It is a cold Wednesday afternoon. The rain never seems to end here in Lancaster. Tiny little unending drops that just have a way of messing up your entire plans. Oh well! I would just stay home again today and feast on McVitie’s Ginger nuts and a tub of Ben and Jerry’s Cookie Dough.
That has been my pattern for 3 days now since Chukky delivered his ‘news’ to me. I have been locked up in my accommodation here in Bailrigg crying my eyes out. Life has begun to lose meaning gradually. Everything seems so unreal. A week ago, I could not wait to be through with my Masters and head straight back to Naij. Now, I just want to disappear. I look out of my window and see couples laughing along, sharing an umbrella, looking like they have no care in the world. I smile to myself. A bitter smile because I know too well that they are all deceiving themselves.
That was how Chukky and I were back in Unilag. We met during Diploma in 2003. We both wanted to study Law desperately. I ended up with MassCom but Chukky was lucky enough to get into Law. Our relationship began as soon as we saw eachother. As ridiculous as that sounds, it is true. I’ve never believed in fronting or forming or ‘long tin’. I see it as pointless. He never asked me out formally. We just ‘went with the flow’.
We were so happy.
Within two months of meeting him, I had met his mom, his dad, his 3 aunts, and his 2 sisters. They were such an amazing bunch. They made me feel so welcome.
Chukky’s parents were extremely godly and born again. They used to attend MFM on Olasimbo Street near 2nd gate and it was on one Sunday morning that Chukky suggested we went to Church together that I first met them. I remember that morning like it was yesterday. Chukky called me a bit earlier than normal that morning to wake me up. I automatically assumed we were going to the Redeemed Church in Jibowu, Yaba close to school which was ‘our Church’. He used to pick me and my friends up in Moremi on Sunday mornings from his BQ. But that Sunday, he walked down and told me he felt that would be a good opportunity to meet his family who usually drove down from their Festac home every Sunday to Yaba for the 7 am church start at MFM. I had planned to wear a very fitted beige knee-length dress I got from ‘Talk2Me’ in Surelere the previous day with some chocolate brown high heels and a very Mac-ed up face.
As soon as I heard ‘MFM’ and ‘family’, I turned my room upside down in search of my longest skirt, which was not that long, and the only size 10 TM shirt I owned, instead of the usual 8 I wore in order to accentuate my small waist. I also wore flat pumps. I wanted to make a good first impression. I needed my friends for moral support so I begged Lara, Bola and Nkem, my best friends right from our Vivian Fowler days, to come with us. Nkem insisted on going to her church, St Leo’s, as she is Catholic but Lara and Bolade obliged. The four of us then walked all the way from Moremi, through ISL, to 2nd gate and then to MFM that morning.

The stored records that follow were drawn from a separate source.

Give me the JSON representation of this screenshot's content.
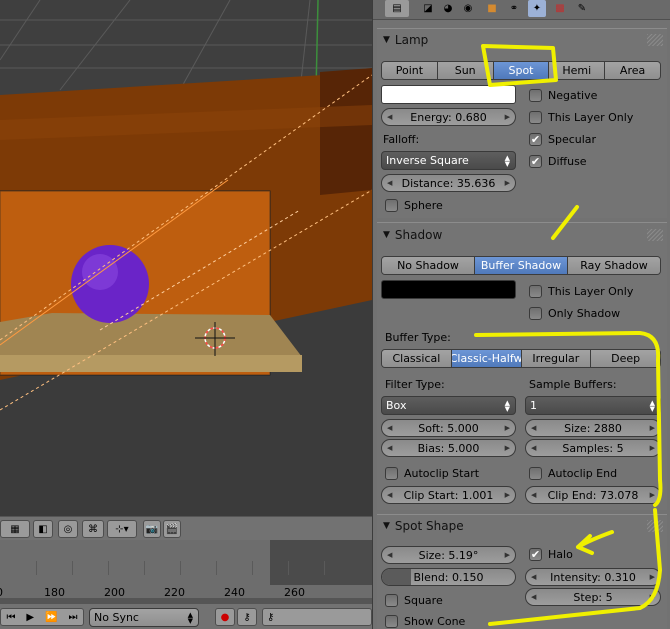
{
  "colors": {
    "accent": "#5680c2",
    "lamp_color": "#ffffff",
    "shadow_color": "#000000",
    "annotation": "#f0f000",
    "sphere": "#6a24c8",
    "room": "#8a3c00"
  },
  "tabs": [
    "render-icon",
    "scene-icon",
    "world-icon",
    "object-icon",
    "constraints-icon",
    "modifiers-icon",
    "texture-icon",
    "lamp-data-icon"
  ],
  "lamp": {
    "title": "Lamp",
    "types": [
      "Point",
      "Sun",
      "Spot",
      "Hemi",
      "Area"
    ],
    "selected_type": "Spot",
    "energy": "Energy: 0.680",
    "falloff_label": "Falloff:",
    "falloff_value": "Inverse Square",
    "distance": "Distance: 35.636",
    "sphere": "Sphere",
    "negative": "Negative",
    "this_layer_only": "This Layer Only",
    "specular": "Specular",
    "diffuse": "Diffuse"
  },
  "shadow": {
    "title": "Shadow",
    "types": [
      "No Shadow",
      "Buffer Shadow",
      "Ray Shadow"
    ],
    "selected_type": "Buffer Shadow",
    "this_layer_only": "This Layer Only",
    "only_shadow": "Only Shadow",
    "buffer_type_label": "Buffer Type:",
    "buffer_types": [
      "Classical",
      "Classic-Halfw",
      "Irregular",
      "Deep"
    ],
    "selected_buffer": "Classic-Halfw",
    "filter_type_label": "Filter Type:",
    "filter_type_value": "Box",
    "sample_buffers_label": "Sample Buffers:",
    "sample_buffers_value": "1",
    "soft": "Soft: 5.000",
    "bias": "Bias: 5.000",
    "size": "Size: 2880",
    "samples": "Samples: 5",
    "autoclip_start": "Autoclip Start",
    "autoclip_end": "Autoclip End",
    "clip_start": "Clip Start: 1.001",
    "clip_end": "Clip End: 73.078"
  },
  "spot": {
    "title": "Spot Shape",
    "size": "Size: 5.19°",
    "blend": "Blend: 0.150",
    "blend_fraction": 0.15,
    "square": "Square",
    "show_cone": "Show Cone",
    "halo": "Halo",
    "intensity": "Intensity: 0.310",
    "step": "Step: 5"
  },
  "timeline": {
    "frames": [
      "0",
      "180",
      "200",
      "220",
      "240",
      "260"
    ]
  },
  "playback": {
    "sync": "No Sync"
  }
}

After church was over, he made the introductions.
‘Mom, this is my very good friend, Ireti’, he said with pride. I knelt down to the cold floor right there in church. I got a few puzzled stares. Some girl in my block who attended MFM too and knew us smiled knowingly and walked briskly away. She knew the drill.
‘How are you, my dear?’ his mom asked pulling me close into a hug. Bent on impressing them, I replied ‘Odima’ They burst out laughing and said ‘You try, my dear, da alü’. And that was I became a part of the Chibueze home
Chukky, like the rest of his family, was born again. I was not particularly overly religious. I believed in God. I still do. But that did not stop me from listening to my Tupac, Nelly, Destiny’s Child, JayZ, Tuface on a reg. That also did not stop 11:45 from being my usual destination on a Friday night along with Lara, Bolade and Nkem.
Chukky drew me to God.
The changes I made were first because I wanted to impress him. I gradually dropped the whole clubbing thing. I still wanted to go. But just so that we do not fight, I stopped. I also reduced my ‘worldly’ songs. I stopped saying ‘shit’. I stopped wearing short dresses. I was no SU. But I became what Chukky had in mind for a girlfriend. I did it with joy because I wanted him to be happy. It seemed to work because Chukky would flaunt me everywhere we went. I was his ideal ‘nwunye’- a perfect bride.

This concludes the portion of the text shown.